Hoje damos de caras com petroleiros enormes, usurpando cenários que lhes não pertencem, dilatando a afectividade do lugar até ao impossível, conspurcando as águas com a sua baba de crude. E se voltarmos a cara num repente, enojadas, revoltadas ou desiludidas, damos de caras com centrais termoeléctricas e fumarentas, pirâmides de carvão com toneladas, dúzias de depósitos de refinados e sobretudo com um nevoeiro ácido, proveniente de nuvens filhas de chaminés violando tudo, até a nossa memória.

Adorei Sines porque maria-rapaz podia dar-me ao luxo de escolher um dos dois cinemas que ela tinha, um salão e uma esplanada, esplanada que aos fins-de-semana se transformava em alegre lugar de baile e fantasia, onde despedacei corações ao mesmo ritmo com que me calhava chorar baba e ranho.

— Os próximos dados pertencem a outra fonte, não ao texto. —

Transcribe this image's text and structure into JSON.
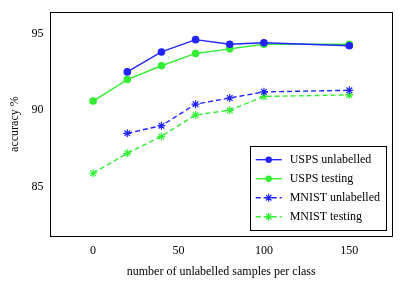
{
  "chart_data": {
    "type": "line",
    "x_label": "number of unlabelled samples per class",
    "y_label": "accuracy %",
    "x": [
      0,
      20,
      40,
      60,
      80,
      100,
      150
    ],
    "series": [
      {
        "name": "USPS unlabelled",
        "color": "#2323ff",
        "marker": "circle",
        "line_style": "solid",
        "values": [
          null,
          92.5,
          93.8,
          94.6,
          94.3,
          94.4,
          94.2
        ]
      },
      {
        "name": "USPS testing",
        "color": "#33ee33",
        "marker": "circle",
        "line_style": "solid",
        "values": [
          90.6,
          92.0,
          92.9,
          93.7,
          94.0,
          94.3,
          94.3
        ]
      },
      {
        "name": "MNIST unlabelled",
        "color": "#2323ff",
        "marker": "star",
        "line_style": "dashed",
        "values": [
          null,
          88.5,
          89.0,
          90.4,
          90.8,
          91.2,
          91.3
        ]
      },
      {
        "name": "MNIST testing",
        "color": "#33ee33",
        "marker": "star",
        "line_style": "dashed",
        "values": [
          85.9,
          87.2,
          88.3,
          89.7,
          90.0,
          90.9,
          91.0
        ]
      }
    ],
    "xlim": [
      -25,
      175
    ],
    "xticks": [
      0,
      50,
      100,
      150
    ],
    "ylim": [
      81.8,
      96.4
    ],
    "yticks": [
      85,
      90,
      95
    ],
    "grid": false,
    "legend": "bottom right"
  }
}
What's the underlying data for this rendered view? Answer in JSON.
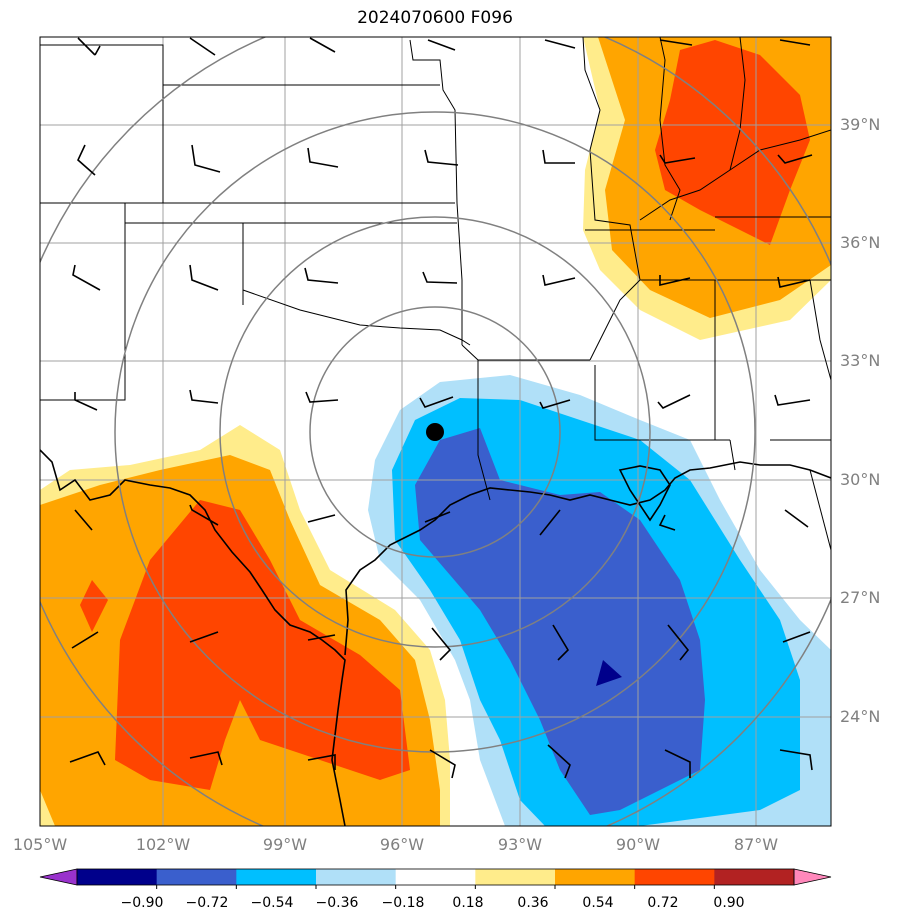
{
  "title": "2024070600 F096",
  "lat_labels": [
    "39°N",
    "36°N",
    "33°N",
    "30°N",
    "27°N",
    "24°N"
  ],
  "lon_labels": [
    "105°W",
    "102°W",
    "99°W",
    "96°W",
    "93°W",
    "90°W",
    "87°W"
  ],
  "colorbar": {
    "ticks": [
      "−0.90",
      "−0.72",
      "−0.54",
      "−0.36",
      "−0.18",
      "0.18",
      "0.36",
      "0.54",
      "0.72",
      "0.90"
    ],
    "colors": [
      "#9932cc",
      "#00008b",
      "#3a5fcd",
      "#00bfff",
      "#b0e0f8",
      "#ffffff",
      "#ffec8b",
      "#ffa500",
      "#ff4500",
      "#b22222",
      "#ff88bb"
    ]
  },
  "map": {
    "extent_lon": [
      -105,
      -85
    ],
    "extent_lat": [
      21,
      41
    ],
    "marker_label": "",
    "contour_colors": {
      "dark_blue": "#00008b",
      "royal_blue": "#3a5fcd",
      "deep_sky_blue": "#00bfff",
      "light_blue": "#b0e0f8",
      "light_yellow": "#ffec8b",
      "orange": "#ffa500",
      "orange_red": "#ff4500"
    }
  }
}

Ali encontrei os meus primeiros amores, esquecidos uns, inesquecíveis outros.

Sines a terra do Gama, já não cheira a peixe e a mar, mas sim a bóstia de alcatrão, sendo que a dor e o sangue estão também gravados na recordação que dela tenho. Corria Agosto do ano anterior àquele em que máquinas medonhas transformariam a paisagem naquilo que ela é agora. Era o mês da procissão que eu vira tantas e tantas vezes e que percorria não a terra mas o mar, benzendo barco atrás de barco até nenhum ficar esquecido e a Senhora pisar terra, no que era acompanhada por foguetes. Nesse ano não se ouviram foguetes mas tiros, pescadores foram sovados na praia, pisados por cavalos e mordidos por cães para tal treinados, o vermelho das colchas foi trocado pelo vermelho do sangue, e tudo tão só porque as bandeiras que os pescadores ousaram erguer nesse dia eram negras.

Ninguém soube, ninguém mais que aqueles que nesse domingo faziam praia. Nem jornais, rádio ou televisão deram notícia dos factos, o poder calava-se, e enquanto se calava eu abria os olhos. Hoje, por cá, também o poder se cala como se não nos devesse satisfação alguma, como pensam vocês que me sinto ?

‎* By Maria Luísa Baião,‎ escrito segunda-feira, ‎6‎ de ‎agosto‎ de ‎2001, ‏‎pelas 20:09h 
e publicado no Diário do Sul, rubrica "KOTA DE MULHER" nos dias seguintes.